In response to her rhetorical question, I groaned and said, “Oh my god. That’s so depressing.” Corinne countered: “For me it’s not depressing. It’s actually somewhat liberating to realize that you’re not trapped by the author.” But if readers are not trapped by the author at all, they are also not connected to the author at all. And the connection between reader and writer does not have to trap readers in a single interpretation of a text. As Hilberry said, it allows readers to connect with the “bunch of different selves” an author puts in her writing.
If you buy the postmodern literary theory that has been seriously dumbed down here, you should not have any issue buying, reading and enjoying computer-written poetry. After all, nothing has really changed: a computer-generated poem lacks an author just as much as any human-written poem.
And yet Corinne, whose personal opinions lie somewhere in the realm of the postmodern, confessed that “there is a part of me that envisions the writers I love to read. Not the works I love to read, but the writers I love to read. I do think of them as these geniuses who never have an off day and produce these masterpieces that I love.”

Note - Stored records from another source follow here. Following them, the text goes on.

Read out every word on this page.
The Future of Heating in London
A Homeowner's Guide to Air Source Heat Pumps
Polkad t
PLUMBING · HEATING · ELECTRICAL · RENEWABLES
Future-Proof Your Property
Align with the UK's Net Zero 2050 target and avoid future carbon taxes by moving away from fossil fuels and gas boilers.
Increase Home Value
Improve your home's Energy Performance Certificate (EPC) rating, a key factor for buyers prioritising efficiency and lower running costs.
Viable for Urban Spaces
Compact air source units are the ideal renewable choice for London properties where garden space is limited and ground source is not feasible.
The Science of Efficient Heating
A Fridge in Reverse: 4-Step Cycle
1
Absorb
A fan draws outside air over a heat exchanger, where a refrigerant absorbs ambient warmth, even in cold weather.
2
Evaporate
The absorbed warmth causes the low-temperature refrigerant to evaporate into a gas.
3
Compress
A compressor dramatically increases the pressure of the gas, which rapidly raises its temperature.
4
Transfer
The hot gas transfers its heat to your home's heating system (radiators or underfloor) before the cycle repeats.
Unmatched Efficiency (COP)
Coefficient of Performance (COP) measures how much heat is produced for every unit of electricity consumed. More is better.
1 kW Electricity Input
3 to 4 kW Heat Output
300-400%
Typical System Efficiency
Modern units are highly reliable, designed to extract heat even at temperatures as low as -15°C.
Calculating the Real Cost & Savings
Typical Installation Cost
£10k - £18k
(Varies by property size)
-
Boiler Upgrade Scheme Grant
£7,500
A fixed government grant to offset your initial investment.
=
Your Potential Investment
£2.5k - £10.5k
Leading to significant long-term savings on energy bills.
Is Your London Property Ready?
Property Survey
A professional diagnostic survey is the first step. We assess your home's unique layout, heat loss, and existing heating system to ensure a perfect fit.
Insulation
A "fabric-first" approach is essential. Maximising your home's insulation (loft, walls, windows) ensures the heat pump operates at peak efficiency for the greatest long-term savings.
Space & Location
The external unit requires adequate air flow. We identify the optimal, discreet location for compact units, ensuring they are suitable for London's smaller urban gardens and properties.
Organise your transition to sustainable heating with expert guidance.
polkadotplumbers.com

Corinne said, “On a deeply personal level, connection is why we read.” There is clearly a dissonance between the (probably) true ideas of modern literary theorists and the feelings of connection readers have with their favorite authors. Robopoetics lays bare the fiction on which those feelings are founded. Maybe that is why some people are so offended by robopoetics. For some people, part of the pleasure of a poem is in knowing someone constructed this puzzle for you to piece together. But for others—namely, the people working in robopoetics—it is enough that a text evokes some feeling in you as a reader, regardless of whether anyone meant to do so.
I find reading a computer-generated poem feels more like discovering a face in burnt toast than reading poetry. It doesn’t allow a reader to engage in the necessary delusion of reader-writer connection, of discovering meaning rather than contriving it. But that’s just a reflection of my definition of poetry. And certainly, everyone is entitled to their own definition—even Janus Node. Really, Janus Node generated its own definition: “Poem: the deception of orator.”
Disclaimer: The author of this article is entirely fictional. Any resemblance to the real Ethan Cutler is entirely coincidental.